Keep a prepared statement and its values together in a non-generic way by type erasing at the moment of creation.
Allow users to get the Token related to the prepared statement + values combo without needing to double-serialize (once to get the token and then again when executing the statement).

All existing internal APIs where a PreparedStatement and its relevant values where passed in together are rewritten to use BoundStatement instead while all external APIs remain the same so as to not introduce breaking changes.

`BoundBatch`

pub struct BoundBatch {
    pub(crate) buffer: Vec<u8>,
    pub(crate) prepared: HashMap<Bytes, PreparedStatement>,
    first_prepared: Option<(PreparedStatement, Token)>,
    pub(crate) statements_len: u16,
    
    /* snip the less relevant fields */
}

This is where things begin to get interesting. While a naive implementation of BoundBatch that simply keeps a Vec<PreparedStatement> could work, that'd take away some of the current niceties of how Batch is serialized, namely when serializing a batch and its values it doesn't create a small buffer for each serialized row but instead serializes every statement + value into one joined buffer thus avoiding multiple small allocations. To let this current optimization live-on while still allowing each statement + value to be passed in sequentially the BoundBatch instead keeps a single buffer where it serializes each statement + value as they are passed in. When the bound batch is executed this large buffer is copied into the request buffer in one go. Since we are serializing as we go, we need to keep track a few extra details:

A map of prepared statements, key'd by its ID: this allows batches to re-prepare its statements when the DB returns with an error about a statement not being prepared but expected it to be
The first statement and its token: if that statement was prepared, so that the batch can use it for sharding purposes (batch goes to the shard of the first prepared statement)
The length of its statements: needed to make sure we haven't reached the limit and so we can serialize the length when making the request.

This struct is useful to:

Keep a batch and its values together in a non-generic way by type erasing at the moment of creation.
More fool-proof in that the number of statements and values never go out-of-sync
Allows adding a BoundStatement to avoid re-serializing values . This is useful because it is common for batches to be more efficient when they are all for the same token. So now a user can make a BoundStatement, use it to calculate its token, and based on that decide what BoundBatch instance to put the BoundStatement into. BoundBatch can easily copy the serialized bytes out of BoundStatement thus saving CPU resources.

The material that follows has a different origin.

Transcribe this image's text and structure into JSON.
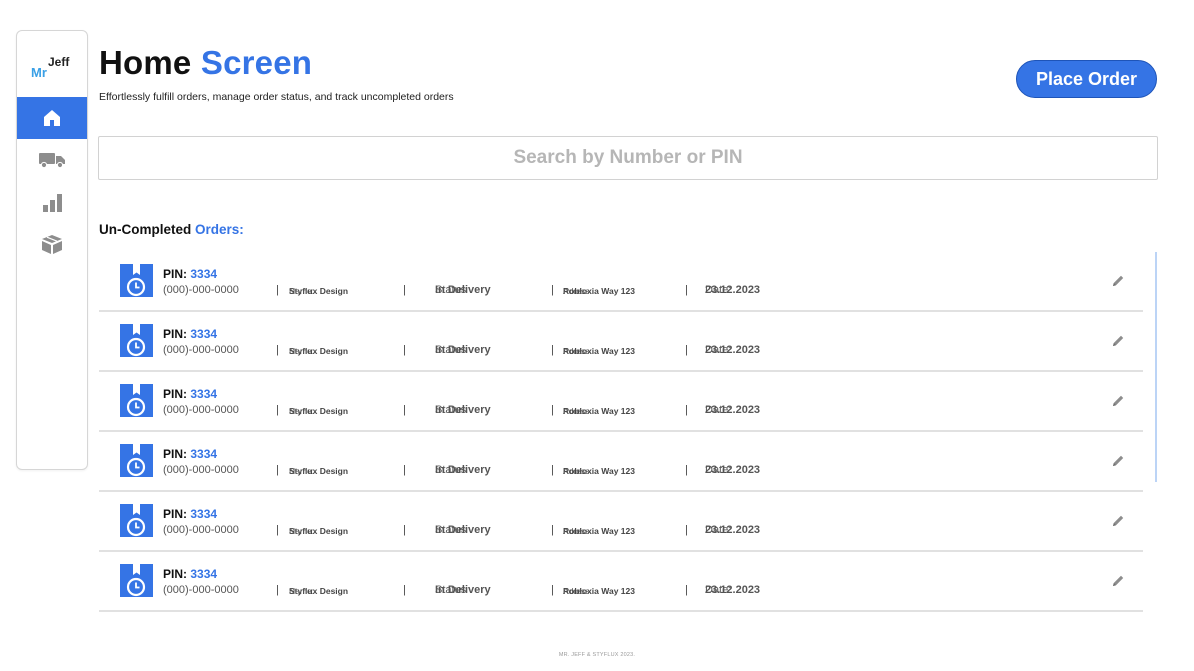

Note that this implementation of BoundBatch allows for unprepared statements to be added if and only if there are no values associated for the unprepared statement. This is done to follow the existing logic of Batch where any unprepared statement that had values would be prepared prior to doing the request, now we are just making it explicit for the user to do have to prepared it if they want to use BoundBatch. The internal implementation of executing a Batch has been rewritten to first prepare the statements in the Batch (just as it used to do but earlier now) and then create a BoundBatch. This allows the logic of executing a batch to be all in one place so that all the existing tests of Batch end up testing BoundBatch execution as well.

`Execute` trait

This is a sealed trait (users of the crate can call its methods but not implement the trait) for types that can be executed on a Session without any additional values. For now this is directly implemented only on BoundBatch. Existing methods have been rewritten to use this trait but externally nothing has changed other than this trait being usable publicly. (so someone can call my_bound_batch.execute(&session).

`ExecutePageable` trait

Another sealed trait for types that be executed on a Session but are aware of pagiination. This is implemented directly on BoundStatement and (Statement, impl SerializeValeus). Any type that implements ExecutePageable will also auto-implement Execute with the implementation calling for the pageable methods with no page limit, and no initial paging state. This allows for BoundStatement and (Statement, impl SerializeValeus) to have the same three ways to be called now: no pagination from the start, no pagination from a saved point, and pagination from a saved point. This is done via a single method that has a const generic but could easily be refactored to two methods instead (that call for the generic method under the hood).

Other random notes

Because the scylla-cql crate is already in v1.x, and the Batch struct in that crate has its definition fully public, I couldn't change it at all so instead I had to create a new BatchV2 . I left the current implementation of Batch (de)serialization and instead made requests with the batch opcode (de)serialize using BatchV2. This allows code to compile but it is technically perhaps a breaking change in that if a foreign crate relies on scylla-cql deserializing to Batch instead of the new BatchV2 then their code will break at runtime. I can't think of a reason why someone would do that but I figured it was worth bringing up anyway.

Fixes: #941

Pre-review checklist

I have split my patch into logically separate commits.
All commit messages clearly explain what they change and why.
I added relevant tests for new features and bug fixes.
All commits compile, pass static checks and pass test.
PR description sums up the changes and reasons why they should be introduced.
I have provided docstrings for the public items that I want to introduce.
I have adjusted the documentation in ./docs/source/.
I added appropriate Fixes: annotations to PR description.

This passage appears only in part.